Among those to benefit from government largesse will be the Arts8 collective – Australia’s leading national training organisations in the performing arts – who will, between them, be $115.2m better off (over four years).

Of the Arts8 members, the National Institute of Dramatic Art (NIDA) will take the largest share of the promised spending, receiving $51.9m over four years. NAISDA Dance College, Australia’s premier Indigenous training college, will receive $13m; the Flying Fruit Fly Circus $7.3m and The Australian Ballet School $6.5m.

$3.7 million has been earmarked for the Australian National Academy of Music and $3 million for the Australian Youth Orchestra.

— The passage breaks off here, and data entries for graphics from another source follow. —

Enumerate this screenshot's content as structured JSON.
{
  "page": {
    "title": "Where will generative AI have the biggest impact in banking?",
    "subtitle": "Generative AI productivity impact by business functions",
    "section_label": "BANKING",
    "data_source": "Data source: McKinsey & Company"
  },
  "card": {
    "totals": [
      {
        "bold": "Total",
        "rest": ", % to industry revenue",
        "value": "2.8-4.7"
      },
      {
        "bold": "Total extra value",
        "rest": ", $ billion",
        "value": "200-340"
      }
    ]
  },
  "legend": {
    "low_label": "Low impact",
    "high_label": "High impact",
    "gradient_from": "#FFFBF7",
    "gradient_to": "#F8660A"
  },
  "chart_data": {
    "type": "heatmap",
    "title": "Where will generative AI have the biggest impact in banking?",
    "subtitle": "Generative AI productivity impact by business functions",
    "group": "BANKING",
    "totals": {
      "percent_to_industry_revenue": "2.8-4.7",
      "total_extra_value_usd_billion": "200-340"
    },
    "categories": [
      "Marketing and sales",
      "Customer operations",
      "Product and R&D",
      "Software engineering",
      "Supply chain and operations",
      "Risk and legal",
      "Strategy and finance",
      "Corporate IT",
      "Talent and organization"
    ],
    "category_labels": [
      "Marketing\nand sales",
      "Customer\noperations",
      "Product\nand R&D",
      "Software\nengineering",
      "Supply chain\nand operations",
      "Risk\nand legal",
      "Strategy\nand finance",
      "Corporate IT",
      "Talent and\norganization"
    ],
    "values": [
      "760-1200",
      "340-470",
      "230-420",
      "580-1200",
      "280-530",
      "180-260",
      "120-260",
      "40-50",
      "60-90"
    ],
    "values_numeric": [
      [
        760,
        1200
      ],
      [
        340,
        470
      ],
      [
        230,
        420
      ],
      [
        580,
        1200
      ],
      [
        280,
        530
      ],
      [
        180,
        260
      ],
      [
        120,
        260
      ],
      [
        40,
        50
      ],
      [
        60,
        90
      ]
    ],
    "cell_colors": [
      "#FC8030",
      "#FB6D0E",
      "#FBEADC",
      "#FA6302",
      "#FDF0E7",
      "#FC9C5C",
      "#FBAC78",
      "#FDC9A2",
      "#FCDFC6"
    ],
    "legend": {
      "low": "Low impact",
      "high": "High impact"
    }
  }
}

NIDA, Sydney. Photo supplied

The funding goes some way to reversing a sharp decline in government funding for arts training over the past decade, as revealed in a recently-published report commissioned from consultants KordaMentha into the sustainability of the sector. It found, for example, that government funding of NIDA had declined by 25 percent over 10 years in the face of rising costs.

The funding increase forms part of the Labor government’s five-year national cultural policy, Revive, which has already boosted funding for Australia’s nine national collecting institutions, including the National Gallery of Australia and The National Library of Australia.

An aerial shot of the Canberra Symphony Orchestra.

The Canberra Symphony Orchestra. Photo © Martin Ollman

Other budget day winners announced prior to Chalmers’ speech on Tuesday night include The Canberra Symphony Orchestra (CSO), which will see a $4.1 million funding boost over the next four years, and the Darwin Symphony Orchestra (DSO), which is set to receive an additional $1m in funding – an increase that will provide paid roles for its Principal players for the first time in the orchestra’s 35-year history.

$8.6m was allocated to the Revive Live program to provide support to live music venues and festivals showcasing Australian bands and artists.

$14.5m was directed to support the production of Australian children’s screen content. $9.3m is to be allocated to expand and enhance the National Film and Sound Archive’s capacity to store highly flammable nitrate-based films in its archives, materials that are currently at risk of being lost.

Australia’s creative and cultural industries are estimated to be worth $122.3 billion to the national economy. In comparison, the sports industry was found in a 2020 government-funded analysis to be contributing just over a 10th of that, at $14.4 billion.